While we believe that this change under the Final Rule will have a net positive practical result, particularly in the context of providing access to care, we do note some of its limitations. CMS made clear in the Final Rule that its new exception for incident-to billing applies only to "behavioral health services" and not auxiliary personnel providing other types of services incident to physician services. However, CMS then declined to specifically define (by HCPCS codes or otherwise) which behavioral health services are eligible for general supervision under the new exception, stating only that it generally considers the term behavioral health services to mean "any service furnished or the diagnosis, evaluation, or treatment of a mental health disorder, including substance use disorders."

CMS also declined to specifically list all types of clinicians that could qualify as auxiliary personnel, instead relying on the definition at 42 C.F.R. § 410.26(a)(1), which requires auxiliary personnel to meet "applicable requirements to provide incident to services, including licensure imposed by the State in which the Services are being furnished."
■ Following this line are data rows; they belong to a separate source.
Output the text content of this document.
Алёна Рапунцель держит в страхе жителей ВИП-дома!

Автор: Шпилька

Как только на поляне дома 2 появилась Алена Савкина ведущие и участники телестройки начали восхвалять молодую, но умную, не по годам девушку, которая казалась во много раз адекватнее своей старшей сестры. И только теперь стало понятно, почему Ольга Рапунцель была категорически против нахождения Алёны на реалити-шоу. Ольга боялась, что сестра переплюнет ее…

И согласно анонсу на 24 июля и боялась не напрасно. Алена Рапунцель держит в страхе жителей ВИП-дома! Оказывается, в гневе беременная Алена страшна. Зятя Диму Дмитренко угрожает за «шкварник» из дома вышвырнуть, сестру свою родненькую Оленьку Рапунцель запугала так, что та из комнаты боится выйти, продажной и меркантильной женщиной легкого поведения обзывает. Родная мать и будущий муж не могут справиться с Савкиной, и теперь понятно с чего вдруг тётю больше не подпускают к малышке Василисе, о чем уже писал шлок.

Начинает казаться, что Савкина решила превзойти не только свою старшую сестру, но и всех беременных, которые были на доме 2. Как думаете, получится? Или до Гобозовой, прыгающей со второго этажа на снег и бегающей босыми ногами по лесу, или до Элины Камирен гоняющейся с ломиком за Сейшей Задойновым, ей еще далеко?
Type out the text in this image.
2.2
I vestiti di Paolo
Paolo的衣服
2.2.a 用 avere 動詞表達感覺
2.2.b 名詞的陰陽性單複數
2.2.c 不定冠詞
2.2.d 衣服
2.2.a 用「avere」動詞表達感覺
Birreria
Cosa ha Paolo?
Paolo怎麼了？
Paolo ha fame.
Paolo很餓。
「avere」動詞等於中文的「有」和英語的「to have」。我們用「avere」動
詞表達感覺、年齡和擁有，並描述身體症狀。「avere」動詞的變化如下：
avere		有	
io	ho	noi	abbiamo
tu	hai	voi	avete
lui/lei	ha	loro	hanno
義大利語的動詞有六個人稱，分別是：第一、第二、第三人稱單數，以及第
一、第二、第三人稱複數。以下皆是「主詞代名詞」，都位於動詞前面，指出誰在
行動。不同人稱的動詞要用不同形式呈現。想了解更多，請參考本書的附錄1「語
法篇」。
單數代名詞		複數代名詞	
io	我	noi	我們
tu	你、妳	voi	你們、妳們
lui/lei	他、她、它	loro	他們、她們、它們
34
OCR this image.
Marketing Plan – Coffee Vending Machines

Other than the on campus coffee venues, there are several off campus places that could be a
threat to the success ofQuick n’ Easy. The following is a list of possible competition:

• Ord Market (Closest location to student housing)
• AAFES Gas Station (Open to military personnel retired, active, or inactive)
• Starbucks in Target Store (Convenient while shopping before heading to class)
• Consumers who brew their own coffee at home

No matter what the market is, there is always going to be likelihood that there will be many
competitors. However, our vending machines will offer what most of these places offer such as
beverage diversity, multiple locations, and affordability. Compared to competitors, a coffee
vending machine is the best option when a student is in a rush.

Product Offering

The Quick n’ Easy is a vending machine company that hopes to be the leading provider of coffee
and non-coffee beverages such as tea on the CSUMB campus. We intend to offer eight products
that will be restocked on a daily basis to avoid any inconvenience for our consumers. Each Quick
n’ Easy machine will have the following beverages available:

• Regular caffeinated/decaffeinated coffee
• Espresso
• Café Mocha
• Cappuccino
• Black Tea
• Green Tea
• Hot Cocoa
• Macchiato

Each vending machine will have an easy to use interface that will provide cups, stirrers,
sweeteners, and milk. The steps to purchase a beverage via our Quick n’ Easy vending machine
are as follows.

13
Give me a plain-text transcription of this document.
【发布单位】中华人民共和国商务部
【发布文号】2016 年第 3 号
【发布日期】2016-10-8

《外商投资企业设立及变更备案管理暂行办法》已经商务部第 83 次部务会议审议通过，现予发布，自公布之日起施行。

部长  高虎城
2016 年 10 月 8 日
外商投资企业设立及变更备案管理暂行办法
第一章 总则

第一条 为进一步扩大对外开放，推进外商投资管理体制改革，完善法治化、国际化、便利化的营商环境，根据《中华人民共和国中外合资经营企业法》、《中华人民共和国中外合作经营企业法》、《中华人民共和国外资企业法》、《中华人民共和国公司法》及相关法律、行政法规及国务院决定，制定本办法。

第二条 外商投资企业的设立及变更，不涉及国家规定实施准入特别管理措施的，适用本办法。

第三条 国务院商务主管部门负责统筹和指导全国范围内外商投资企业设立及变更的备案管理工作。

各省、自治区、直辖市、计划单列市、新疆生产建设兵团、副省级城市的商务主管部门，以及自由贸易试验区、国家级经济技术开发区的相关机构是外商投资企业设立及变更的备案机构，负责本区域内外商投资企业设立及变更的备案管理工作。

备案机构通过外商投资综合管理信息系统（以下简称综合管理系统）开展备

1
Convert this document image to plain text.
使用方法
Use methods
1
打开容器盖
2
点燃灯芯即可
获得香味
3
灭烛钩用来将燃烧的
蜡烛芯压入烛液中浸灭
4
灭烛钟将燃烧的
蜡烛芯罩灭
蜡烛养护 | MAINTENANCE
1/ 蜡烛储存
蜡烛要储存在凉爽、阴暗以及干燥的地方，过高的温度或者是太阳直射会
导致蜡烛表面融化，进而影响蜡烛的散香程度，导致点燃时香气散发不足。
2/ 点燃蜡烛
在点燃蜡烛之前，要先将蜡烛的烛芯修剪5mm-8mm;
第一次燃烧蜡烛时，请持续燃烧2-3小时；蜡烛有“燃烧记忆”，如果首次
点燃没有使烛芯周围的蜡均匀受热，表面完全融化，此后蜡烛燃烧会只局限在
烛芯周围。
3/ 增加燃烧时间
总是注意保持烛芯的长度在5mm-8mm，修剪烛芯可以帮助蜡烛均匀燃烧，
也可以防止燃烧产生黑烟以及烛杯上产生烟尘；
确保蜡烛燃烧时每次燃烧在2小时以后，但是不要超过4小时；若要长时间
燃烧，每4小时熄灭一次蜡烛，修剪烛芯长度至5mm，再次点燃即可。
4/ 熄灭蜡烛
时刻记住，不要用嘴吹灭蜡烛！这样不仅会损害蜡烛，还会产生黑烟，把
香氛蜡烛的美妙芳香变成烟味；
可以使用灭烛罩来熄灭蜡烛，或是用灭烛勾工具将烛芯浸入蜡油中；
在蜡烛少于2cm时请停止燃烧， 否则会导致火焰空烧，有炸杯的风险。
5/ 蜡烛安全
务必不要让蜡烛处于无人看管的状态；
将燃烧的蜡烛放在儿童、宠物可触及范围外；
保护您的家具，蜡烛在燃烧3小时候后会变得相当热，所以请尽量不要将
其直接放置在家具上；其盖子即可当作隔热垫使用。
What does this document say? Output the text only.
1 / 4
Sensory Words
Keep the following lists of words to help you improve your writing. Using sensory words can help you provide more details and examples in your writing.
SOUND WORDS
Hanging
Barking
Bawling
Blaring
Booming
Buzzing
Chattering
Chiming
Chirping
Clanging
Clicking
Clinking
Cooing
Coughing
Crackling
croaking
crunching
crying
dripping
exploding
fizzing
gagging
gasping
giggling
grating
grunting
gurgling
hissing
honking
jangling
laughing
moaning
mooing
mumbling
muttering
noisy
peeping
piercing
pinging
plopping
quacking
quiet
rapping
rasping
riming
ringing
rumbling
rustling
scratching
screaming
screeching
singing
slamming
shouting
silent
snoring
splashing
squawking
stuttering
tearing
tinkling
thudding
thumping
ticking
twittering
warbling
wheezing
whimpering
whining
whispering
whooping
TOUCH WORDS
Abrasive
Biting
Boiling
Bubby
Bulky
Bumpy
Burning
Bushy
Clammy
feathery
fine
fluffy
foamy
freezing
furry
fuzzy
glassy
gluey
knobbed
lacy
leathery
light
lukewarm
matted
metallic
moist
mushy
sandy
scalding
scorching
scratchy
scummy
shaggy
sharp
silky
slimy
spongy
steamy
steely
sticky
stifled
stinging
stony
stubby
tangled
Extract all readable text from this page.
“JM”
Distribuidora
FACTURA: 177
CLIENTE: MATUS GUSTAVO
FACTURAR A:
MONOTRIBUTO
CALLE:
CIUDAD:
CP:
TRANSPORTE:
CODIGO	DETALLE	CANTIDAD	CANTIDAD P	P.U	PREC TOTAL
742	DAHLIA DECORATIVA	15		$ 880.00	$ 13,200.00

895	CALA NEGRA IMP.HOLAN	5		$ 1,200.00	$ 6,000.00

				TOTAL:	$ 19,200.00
While, on the one hand, this might appear to provide some flexibility for providers in implementing the new rule, many commenters to the prior Proposed Rule expressed concern at the lack of specificity, particularly given that various state laws assign different scopes of practice to clinicians bearing the same licensure titles. CMS confirmed in the Final Rule that "[m]any clinician types" could satisfy the definition of "auxiliary personnel" for purposes of this new general supervision rule, but the responsibility for identifying practitioners that meet applicable billing requirements remains with the provider.

Moving Forward

Behavioral health providers should continue to watch for CMS to implement future rules that seek to improve the behavioral health profession. For example, in CY 2024 rulemaking, CMS plans to specifically create new codes for purposes of reimbursing caregiver behavioral health management training, and additional proposals for codes for other behavioral health services are also being developed. These proposed future changes, in addition to the new incident-to exception for behavioral health auxiliary personnel under the Final Rule, seek to implement CMS's stated goals and objectives in its 2022 Behavioral Health Strategy – specifically, to improve access to, and quality of, mental health care services, coupled with an objective to "increase detection, effective management, and/or recovery of mental health conditions through coordination and integration between primary and specialty care providers."

The Final Rule goes into effect on January 1, 2023.